Kinetics of CO 2 Sequestration by Anabaena Variabilis in a Stirred tank Batch Type Photobioreactor

Abstract

Green house gases are strongly responsible for increase in the global warming since they absorb infrared radiations. Therefore, it is the need of the hour to reduce the production of green house gases up to a considerable extent. High emissions of CO2 gas can be found at locations like thermal power plants, steel, cement, oil, automobile industries. Most of the CO2 capture techniques are not environment friendly as they cause leakage of CO2 back to the environment. Recent researches show that carbon dioxide sequestration by microalgae has become one of the alternatives to combat climate change due to the various limitations of the higher plants however, not much work has been done to meet the increasing demand for energy along with replacing the fossil fuels. Biological methods involve the utilization of photosynthesis for sequestering the CO2 and thereby producing various valuable by-products under controlled conditions. This study involves the use of Anabaena variabilis- a cyanobacteria which is cultivated in BG (-N) 11 media under optimum conditions like 28ºC temperature, 7.2 pH, 120 rpm agitation rate, and around 5000 lx light intensity in a stirred tank photobioreactor for 7 days.
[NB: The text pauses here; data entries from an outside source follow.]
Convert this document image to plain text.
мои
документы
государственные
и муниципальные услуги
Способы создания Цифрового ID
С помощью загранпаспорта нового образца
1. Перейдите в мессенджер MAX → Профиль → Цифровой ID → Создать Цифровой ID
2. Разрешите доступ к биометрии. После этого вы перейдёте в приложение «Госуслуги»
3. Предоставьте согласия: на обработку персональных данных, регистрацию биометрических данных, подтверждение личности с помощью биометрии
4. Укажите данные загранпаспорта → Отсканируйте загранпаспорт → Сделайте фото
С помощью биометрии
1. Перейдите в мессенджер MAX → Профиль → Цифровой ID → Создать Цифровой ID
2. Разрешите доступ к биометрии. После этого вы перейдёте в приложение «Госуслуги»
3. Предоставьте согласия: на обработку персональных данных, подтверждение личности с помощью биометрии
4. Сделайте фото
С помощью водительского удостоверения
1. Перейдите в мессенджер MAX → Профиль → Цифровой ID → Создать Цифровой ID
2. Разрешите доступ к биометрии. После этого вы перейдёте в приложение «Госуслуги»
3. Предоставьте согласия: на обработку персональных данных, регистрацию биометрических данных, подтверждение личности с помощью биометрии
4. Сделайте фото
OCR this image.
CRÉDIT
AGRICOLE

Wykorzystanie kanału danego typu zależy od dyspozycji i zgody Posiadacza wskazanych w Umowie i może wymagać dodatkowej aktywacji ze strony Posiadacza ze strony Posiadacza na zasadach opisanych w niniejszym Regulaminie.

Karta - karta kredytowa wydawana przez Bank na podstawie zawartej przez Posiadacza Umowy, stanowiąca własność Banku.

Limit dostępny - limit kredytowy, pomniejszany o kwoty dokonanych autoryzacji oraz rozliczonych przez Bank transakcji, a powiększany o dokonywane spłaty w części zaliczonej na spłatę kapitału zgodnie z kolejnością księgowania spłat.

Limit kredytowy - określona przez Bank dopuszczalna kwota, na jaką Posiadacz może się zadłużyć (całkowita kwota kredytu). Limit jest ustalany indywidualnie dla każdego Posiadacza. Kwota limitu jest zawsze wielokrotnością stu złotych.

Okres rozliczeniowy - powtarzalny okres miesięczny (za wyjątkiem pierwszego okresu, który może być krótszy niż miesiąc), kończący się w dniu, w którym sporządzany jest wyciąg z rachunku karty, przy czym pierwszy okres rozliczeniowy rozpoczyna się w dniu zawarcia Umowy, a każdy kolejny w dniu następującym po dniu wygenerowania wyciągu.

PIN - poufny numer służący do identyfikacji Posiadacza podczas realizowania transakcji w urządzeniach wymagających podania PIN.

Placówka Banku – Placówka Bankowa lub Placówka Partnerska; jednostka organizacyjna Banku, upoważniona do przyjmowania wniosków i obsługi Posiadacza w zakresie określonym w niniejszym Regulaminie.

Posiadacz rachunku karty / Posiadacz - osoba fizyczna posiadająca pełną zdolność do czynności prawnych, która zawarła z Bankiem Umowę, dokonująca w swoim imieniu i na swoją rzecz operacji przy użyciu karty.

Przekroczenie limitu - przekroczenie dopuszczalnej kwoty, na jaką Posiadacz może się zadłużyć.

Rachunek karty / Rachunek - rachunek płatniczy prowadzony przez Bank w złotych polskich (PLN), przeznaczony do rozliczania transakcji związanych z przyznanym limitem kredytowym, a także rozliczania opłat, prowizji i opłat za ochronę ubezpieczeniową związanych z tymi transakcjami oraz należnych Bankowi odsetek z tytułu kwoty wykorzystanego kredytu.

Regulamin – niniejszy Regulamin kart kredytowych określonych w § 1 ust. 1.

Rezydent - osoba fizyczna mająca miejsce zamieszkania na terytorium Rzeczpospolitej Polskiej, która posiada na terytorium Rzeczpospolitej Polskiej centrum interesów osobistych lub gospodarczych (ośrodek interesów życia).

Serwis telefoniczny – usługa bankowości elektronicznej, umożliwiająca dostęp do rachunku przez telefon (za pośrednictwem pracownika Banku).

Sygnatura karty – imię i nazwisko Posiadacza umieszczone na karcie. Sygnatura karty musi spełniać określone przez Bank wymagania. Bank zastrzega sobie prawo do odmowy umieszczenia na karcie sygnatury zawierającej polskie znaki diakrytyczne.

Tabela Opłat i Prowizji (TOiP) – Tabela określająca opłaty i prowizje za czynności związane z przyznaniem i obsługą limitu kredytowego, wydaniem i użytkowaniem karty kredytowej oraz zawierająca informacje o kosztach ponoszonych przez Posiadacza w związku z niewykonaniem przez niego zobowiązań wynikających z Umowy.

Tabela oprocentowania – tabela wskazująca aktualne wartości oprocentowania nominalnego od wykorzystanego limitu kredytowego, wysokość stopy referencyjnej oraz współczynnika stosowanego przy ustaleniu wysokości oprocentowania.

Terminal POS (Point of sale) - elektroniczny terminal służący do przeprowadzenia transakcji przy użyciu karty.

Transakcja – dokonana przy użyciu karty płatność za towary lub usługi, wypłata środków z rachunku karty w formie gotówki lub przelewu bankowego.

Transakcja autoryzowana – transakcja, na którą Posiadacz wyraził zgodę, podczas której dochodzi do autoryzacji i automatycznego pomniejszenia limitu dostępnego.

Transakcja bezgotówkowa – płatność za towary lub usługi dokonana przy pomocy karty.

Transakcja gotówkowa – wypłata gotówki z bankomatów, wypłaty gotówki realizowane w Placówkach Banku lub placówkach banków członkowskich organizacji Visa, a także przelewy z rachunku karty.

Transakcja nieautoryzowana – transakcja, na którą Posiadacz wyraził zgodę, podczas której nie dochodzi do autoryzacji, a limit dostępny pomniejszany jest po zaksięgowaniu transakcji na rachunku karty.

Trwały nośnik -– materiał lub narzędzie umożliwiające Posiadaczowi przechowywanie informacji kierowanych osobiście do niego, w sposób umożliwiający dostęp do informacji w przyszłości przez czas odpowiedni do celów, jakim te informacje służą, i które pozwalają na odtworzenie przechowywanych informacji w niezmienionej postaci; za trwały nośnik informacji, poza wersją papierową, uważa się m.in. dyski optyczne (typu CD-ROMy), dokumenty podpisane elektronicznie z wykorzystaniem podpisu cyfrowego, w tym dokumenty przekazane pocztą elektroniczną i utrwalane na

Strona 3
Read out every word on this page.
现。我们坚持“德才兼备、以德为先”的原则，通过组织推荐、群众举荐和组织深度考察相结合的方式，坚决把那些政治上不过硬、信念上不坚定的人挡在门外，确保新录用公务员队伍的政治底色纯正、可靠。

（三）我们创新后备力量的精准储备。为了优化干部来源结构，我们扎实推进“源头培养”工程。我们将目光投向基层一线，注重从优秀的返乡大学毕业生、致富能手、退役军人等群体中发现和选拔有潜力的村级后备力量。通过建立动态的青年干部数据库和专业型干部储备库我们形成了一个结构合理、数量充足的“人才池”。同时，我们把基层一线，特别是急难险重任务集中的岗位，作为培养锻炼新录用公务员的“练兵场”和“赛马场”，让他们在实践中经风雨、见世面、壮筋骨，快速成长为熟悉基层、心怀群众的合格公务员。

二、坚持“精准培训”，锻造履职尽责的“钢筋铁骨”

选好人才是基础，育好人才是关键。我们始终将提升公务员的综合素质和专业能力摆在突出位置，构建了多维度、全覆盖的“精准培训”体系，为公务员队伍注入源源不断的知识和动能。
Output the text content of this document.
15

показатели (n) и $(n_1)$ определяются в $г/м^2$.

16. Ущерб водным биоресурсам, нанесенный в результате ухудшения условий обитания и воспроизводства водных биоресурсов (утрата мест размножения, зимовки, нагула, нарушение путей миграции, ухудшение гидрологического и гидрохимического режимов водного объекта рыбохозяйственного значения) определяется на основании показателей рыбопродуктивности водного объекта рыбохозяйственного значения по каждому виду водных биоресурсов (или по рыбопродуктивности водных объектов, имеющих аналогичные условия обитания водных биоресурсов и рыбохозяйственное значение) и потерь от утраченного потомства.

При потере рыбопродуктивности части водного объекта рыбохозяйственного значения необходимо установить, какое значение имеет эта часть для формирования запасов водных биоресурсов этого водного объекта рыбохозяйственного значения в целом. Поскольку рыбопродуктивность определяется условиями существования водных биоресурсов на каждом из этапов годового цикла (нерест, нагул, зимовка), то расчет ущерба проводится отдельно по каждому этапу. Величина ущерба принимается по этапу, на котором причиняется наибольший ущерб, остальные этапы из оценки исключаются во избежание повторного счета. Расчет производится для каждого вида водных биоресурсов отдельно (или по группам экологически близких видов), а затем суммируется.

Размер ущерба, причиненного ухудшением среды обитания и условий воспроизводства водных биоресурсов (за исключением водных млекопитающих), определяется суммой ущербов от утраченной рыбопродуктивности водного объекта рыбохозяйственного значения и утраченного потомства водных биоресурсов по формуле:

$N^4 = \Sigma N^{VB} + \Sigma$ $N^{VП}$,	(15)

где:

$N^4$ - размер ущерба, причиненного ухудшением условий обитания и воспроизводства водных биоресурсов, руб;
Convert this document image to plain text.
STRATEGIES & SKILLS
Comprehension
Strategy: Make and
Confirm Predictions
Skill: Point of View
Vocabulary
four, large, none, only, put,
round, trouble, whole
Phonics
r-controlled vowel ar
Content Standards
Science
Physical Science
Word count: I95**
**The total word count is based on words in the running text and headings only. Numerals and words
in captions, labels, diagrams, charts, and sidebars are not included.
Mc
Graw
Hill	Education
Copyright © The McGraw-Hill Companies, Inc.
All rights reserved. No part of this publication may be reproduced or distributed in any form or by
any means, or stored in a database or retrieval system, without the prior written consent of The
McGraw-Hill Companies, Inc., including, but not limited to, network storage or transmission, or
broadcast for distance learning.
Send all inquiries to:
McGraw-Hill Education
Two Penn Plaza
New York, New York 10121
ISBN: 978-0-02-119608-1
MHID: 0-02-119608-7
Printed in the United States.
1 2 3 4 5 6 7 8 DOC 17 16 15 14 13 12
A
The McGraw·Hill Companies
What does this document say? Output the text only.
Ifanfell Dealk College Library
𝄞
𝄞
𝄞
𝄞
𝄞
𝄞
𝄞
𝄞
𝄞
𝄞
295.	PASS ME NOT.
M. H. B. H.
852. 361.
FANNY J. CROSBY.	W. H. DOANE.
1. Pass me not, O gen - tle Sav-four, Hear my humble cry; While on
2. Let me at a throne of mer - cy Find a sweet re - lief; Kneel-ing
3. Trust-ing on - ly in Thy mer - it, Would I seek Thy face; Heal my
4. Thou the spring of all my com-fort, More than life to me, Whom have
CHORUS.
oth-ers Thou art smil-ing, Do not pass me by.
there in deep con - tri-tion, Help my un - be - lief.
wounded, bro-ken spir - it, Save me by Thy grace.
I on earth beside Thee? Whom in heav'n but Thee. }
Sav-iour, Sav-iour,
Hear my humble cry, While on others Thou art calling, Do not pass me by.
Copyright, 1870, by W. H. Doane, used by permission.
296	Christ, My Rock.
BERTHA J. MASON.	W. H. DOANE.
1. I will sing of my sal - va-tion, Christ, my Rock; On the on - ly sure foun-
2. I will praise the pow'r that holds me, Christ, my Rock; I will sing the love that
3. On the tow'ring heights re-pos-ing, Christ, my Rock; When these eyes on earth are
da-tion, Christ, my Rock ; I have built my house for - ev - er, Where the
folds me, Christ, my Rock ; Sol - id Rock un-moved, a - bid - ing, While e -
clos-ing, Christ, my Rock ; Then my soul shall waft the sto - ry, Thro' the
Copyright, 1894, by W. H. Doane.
The effect of varying the gas flow rate as 0.5 lpm, 1.0 lpm and 1.5 lpm on CO2 sequesteration efficiency was studied along with the growth kinetics of Anabaena and protein content estimation. The kinetic parameters calculated like the productivity, CO2 fixation rate, average specific growth rate were higher at 1.0 lpm as 0.052 g/l/day, 0.095 g/l/day, 0.558 l/day, respectively. However, maximum biomass was observed at 1.5 lpm as 0.416 g/l. The protein content was found to be similar in all the batches i.e. 0.14 g/l. Hence, the experimental data shows that 1.0 lpm is the most suitable gas flow rate for mass cultivation of microalgae as well as CO2 sequestration in photobioreactor.